Iatrogénie en psychiatrie : un risque méconnu à prévenir

Iatrogénie en psychiatrie : un risque méconnu à prévenir

Une étude de Santé publique France met en lumière que les effets indésirables graves en psychiatrie sont principalement liés à la « iatrogénie » médicamenteuse, un enjeu majeur, notamment chez les personnes âgées, qui appelle à renforcer la prévention.

Hospitaliser pour soigner tout en évitant que les soins ne provoquent de nouvelles complications constitue le défi de la lutte contre la iatrogénie médicamenteuse, encore largement méconnue du grand public. Selon une étude rétrospective de Santé publique France, portant sur 2 255 hospitalisations à temps plein dans un établissement psychiatrique entre 2022 et 2023, 144 événements indésirables graves ont été recensés. Les deux principales causes identifiées sont la iatrogénie médicamenteuse et les infections. Parmi ces événements, 137 étaient des transferts aux urgences (95 %) et 7 des décès inattendus (5 %), soit un taux de mortalité inattendue de 3 pour 1 000 admissions. De plus, près de 20 % de ces événements surviennent dans les 48 premières heures suivant l’admission, une période jugée particulièrement critique. Un tiers des cas correspond à des troubles de vigilance liés à des infections respiratoires basses et un autre tiers à des troubles de vigilance isolés, tous attribuables à l’utilisation de benzodiazépines.

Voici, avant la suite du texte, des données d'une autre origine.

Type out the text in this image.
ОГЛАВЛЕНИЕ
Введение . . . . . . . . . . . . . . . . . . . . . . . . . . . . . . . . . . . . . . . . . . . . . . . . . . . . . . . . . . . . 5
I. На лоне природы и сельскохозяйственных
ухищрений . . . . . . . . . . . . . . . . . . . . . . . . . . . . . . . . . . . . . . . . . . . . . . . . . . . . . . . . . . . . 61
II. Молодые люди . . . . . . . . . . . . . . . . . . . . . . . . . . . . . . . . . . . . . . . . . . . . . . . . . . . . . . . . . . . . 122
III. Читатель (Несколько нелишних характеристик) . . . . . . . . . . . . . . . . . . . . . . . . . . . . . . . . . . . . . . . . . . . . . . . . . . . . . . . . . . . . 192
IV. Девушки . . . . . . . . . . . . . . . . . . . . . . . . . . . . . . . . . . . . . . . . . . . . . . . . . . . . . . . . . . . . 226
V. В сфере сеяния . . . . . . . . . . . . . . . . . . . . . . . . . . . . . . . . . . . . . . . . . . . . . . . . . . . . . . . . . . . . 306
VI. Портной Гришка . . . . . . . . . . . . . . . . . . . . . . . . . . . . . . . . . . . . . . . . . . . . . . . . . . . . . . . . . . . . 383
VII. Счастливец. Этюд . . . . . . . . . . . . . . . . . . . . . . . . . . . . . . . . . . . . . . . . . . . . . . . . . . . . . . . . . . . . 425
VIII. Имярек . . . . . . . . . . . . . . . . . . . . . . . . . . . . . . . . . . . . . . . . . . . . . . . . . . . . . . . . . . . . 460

La iatrogénie, qui signifie littéralement « provoqué par le médecin », désigne les conséquences indésirables provoquées par un acte de soin, souvent un médicament. En psychiatrie, elle peut être associée aux psychotropes (antipsychotiques, antidépresseurs, anxiolytiques, thymorégulateurs) dont les effets secondaires peuvent entraîner des chutes, des troubles cardiaques, une confusion ou encore des interactions médicamenteuses. Les personnes âgées sont particulièrement vulnérables, avec une moyenne d’âge de 58 ans dans l’étude, et un sex-ratio hommes/femmes de 1,3. L’organisme des personnes âgées élimine moins efficacement les médicaments, et la polymédication augmente le risque d’effets indésirables. Selon l’Assurance maladie, la iatrogénie médicamenteuse est l’une des principales causes d’hospitalisation évitable chez les seniors.

L’étude révèle également que les personnes souffrant de troubles psychiatriques présentent une mortalité plus élevée que la population générale. Bien que le suicide soit une cause majeure, d’autres facteurs, tels que des maladies cardiovasculaires, les effets indésirables des psychotropes et un accès difficile aux soins somatiques, contribuent à ce constat. Cela renforce l’appel des sociétés savantes à mieux intégrer la santé physique des patients en psychiatrie.

Les résultats de cette étude soulignent l’importance d’une prise en charge sécurisée. Les chercheurs recommandent de renforcer la surveillance dès l’admission, période où un événement indésirable grave sur cinq se produit. Ils plaident également pour une « sobriété médicamenteuse », en réévaluant régulièrement les prescriptions afin d’éviter les traitements inutiles. Cette approche de « déprescription », encouragée par la Haute Autorité de Santé, vise à adapter les traitements au plus juste.

Ce constat intervient dans un contexte de forte tension pour la psychiatrie française, marquée par un manque chronique de psychiatres, d’infirmiers spécialisés et de lits d’hospitalisation. Plusieurs rapports parlementaires et de la Cour des comptes alertent sur les conséquences de cette pénurie de moyens, qui complique le suivi des patients et la réévaluation régulière des traitements, essentiels pour limiter le risque de iatrogénie.